P0168 OUT OF THE FRYING PAN INTO THE FIRE: MYOPATHY AS A CONSEQUENCE OF AN ALTERNATIVE PAIN THERAPY

Mine Durusu Tanrıöver, Mehmet Emin Kuyumcu, Gulay Sain Guven, Arzu Topeli. Hacettepe University Faculty of Medicine, Department of Internal Medicine Background: Myopathy may be due to several different entities. Complementary and alternative medicine (CAM) therapies should also be considered in the work-up. Aim: To define a potential side effect of a CAM modality and to review the differential diagnosis of myopathy.
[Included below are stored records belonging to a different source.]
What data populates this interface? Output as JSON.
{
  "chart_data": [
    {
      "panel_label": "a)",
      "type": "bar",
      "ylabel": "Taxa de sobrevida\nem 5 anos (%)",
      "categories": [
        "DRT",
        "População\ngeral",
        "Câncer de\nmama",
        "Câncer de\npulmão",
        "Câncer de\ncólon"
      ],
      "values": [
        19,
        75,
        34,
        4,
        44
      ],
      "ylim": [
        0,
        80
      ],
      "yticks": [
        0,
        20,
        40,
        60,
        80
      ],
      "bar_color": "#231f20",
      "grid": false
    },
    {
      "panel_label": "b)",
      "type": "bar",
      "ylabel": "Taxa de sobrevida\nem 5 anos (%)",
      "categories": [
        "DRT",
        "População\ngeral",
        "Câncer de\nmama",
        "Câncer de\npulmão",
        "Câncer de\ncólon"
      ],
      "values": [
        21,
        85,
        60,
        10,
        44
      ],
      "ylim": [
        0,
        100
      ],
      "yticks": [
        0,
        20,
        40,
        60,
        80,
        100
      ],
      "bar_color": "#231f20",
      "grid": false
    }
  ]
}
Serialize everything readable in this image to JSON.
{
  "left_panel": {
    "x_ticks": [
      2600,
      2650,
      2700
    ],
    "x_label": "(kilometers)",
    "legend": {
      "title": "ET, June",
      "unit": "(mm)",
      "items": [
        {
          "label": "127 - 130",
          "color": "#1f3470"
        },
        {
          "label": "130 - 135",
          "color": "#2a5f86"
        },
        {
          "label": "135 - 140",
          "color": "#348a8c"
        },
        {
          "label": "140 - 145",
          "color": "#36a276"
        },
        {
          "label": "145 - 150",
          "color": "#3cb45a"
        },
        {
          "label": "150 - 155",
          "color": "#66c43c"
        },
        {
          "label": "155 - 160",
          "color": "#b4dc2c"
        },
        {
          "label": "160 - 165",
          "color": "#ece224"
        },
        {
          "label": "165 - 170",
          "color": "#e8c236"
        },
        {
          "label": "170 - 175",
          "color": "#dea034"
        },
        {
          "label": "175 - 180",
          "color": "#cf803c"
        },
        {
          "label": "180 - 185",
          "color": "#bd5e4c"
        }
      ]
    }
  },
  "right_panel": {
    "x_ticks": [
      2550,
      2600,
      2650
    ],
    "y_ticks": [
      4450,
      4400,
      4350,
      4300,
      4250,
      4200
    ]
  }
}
Method: A case of myopathy due to infrared heat and massage application is described. Result: A 66 year old male was seen in August 2008 because of swelling of the upper extremities and night sweating. Neck and bilateral arm movements were painful and limited, and he had a chronic lumbar pain. There was massive swelling, which was hard in consistency and non-pitting. The extremity movements were limited because of severe pain. When he had been evaluated in a rural hospital, serum ALT, AST and LDH levels were elevated. Imaging studies were normal. He was on 100 mg acetyl salicylic acid. The family history was positive for head and neck cancer. The laboratory tests are summarized in Table 1. There was no thrombus in the upper extremity venous system on Doppler ultrasonography, but hyperechogenicity compatible with edema of the skin and subcutaneous tissues was present. The neck, thorax and abdomen CT were normal.